Hairy vetch is one of the more productive nitrogen fixers available as a cover crop. It needs to be planted by early fall to take hold, but will then work to bring nitrogen into the soil until late spring. Hairy vetch is strong, resilient, and produces a quality root system that keeps your soil happy and healthy over the winter months.
Beans are a nitrogen-fixing legume that will help improve the quality of your soil. Planted in the fall, beans require soil that is rich in phosphorus, calcium, and sulfur to thrive and develop over the winter months. Once spring rolls around, you should be able to harvest the beans, mulch the plants, and spread them over your garden beds.
A less traditional cover crop, kale is a hardy source of food that will grow through mild winters. While it doesn’t fix nitrogen, kale roots will sink into your soil and protect the valuable structure you have created, all while producing a quality food source for consumption. Maximize this plant’s productivity by using leftover amendments from the grow season to top dress your soils.
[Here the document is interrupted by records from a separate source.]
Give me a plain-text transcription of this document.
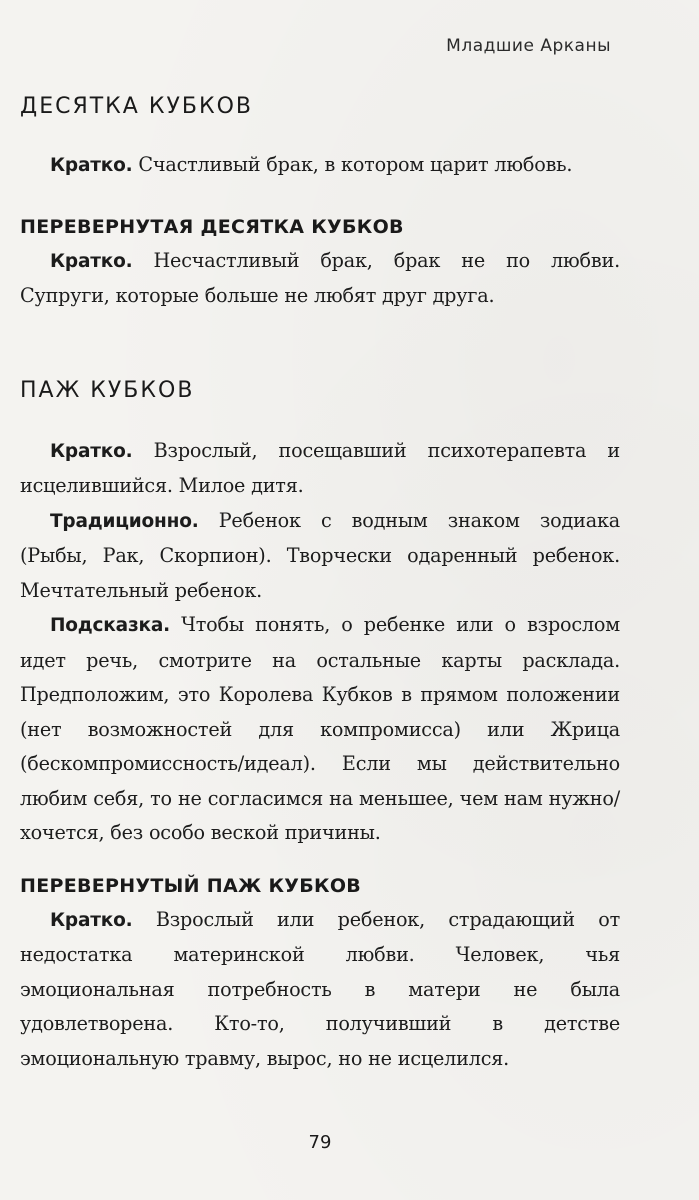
Младшие Арканы
ДЕСЯТКА КУБКОВ

Кратко. Счастливый брак, в котором царит любовь.

ПЕРЕВЕРНУТАЯ ДЕСЯТКА КУБКОВ

Кратко. Несчастливый брак, брак не по любви. Супруги, которые больше не любят друг друга.

ПАЖ КУБКОВ

Кратко. Взрослый, посещавший психотерапевта и исцелившийся. Милое дитя.

Традиционно. Ребенок с водным знаком зодиака (Рыбы, Рак, Скорпион). Творчески одаренный ребенок. Мечтательный ребенок.

Подсказка. Чтобы понять, о ребенке или о взрослом идет речь, смотрите на остальные карты расклада. Предположим, это Королева Кубков в прямом положении (нет возможностей для компромисса) или Жрица (бескомпромиссность/идеал). Если мы действительно любим себя, то не согласимся на меньшее, чем нам нужно/хочется, без особо веской причины.

ПЕРЕВЕРНУТЫЙ ПАЖ КУБКОВ

Кратко. Взрослый или ребенок, страдающий от недостатка материнской любви. Человек, чья эмоциональная потребность в матери не была удовлетворена. Кто-то, получивший в детстве эмоциональную травму, вырос, но не исцелился.

79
Every cover crop has unique properties, but the baseline value remains the same: Your soil will be much happier and alive if you give it plants to work with year-round. If you leave your soil unattended, you lose the biodiversity your plants love while also surrendering nutrients to runoff. If you are still unsure of what cover crops to use, your local nursery should have recommendations specific to your needs and climate.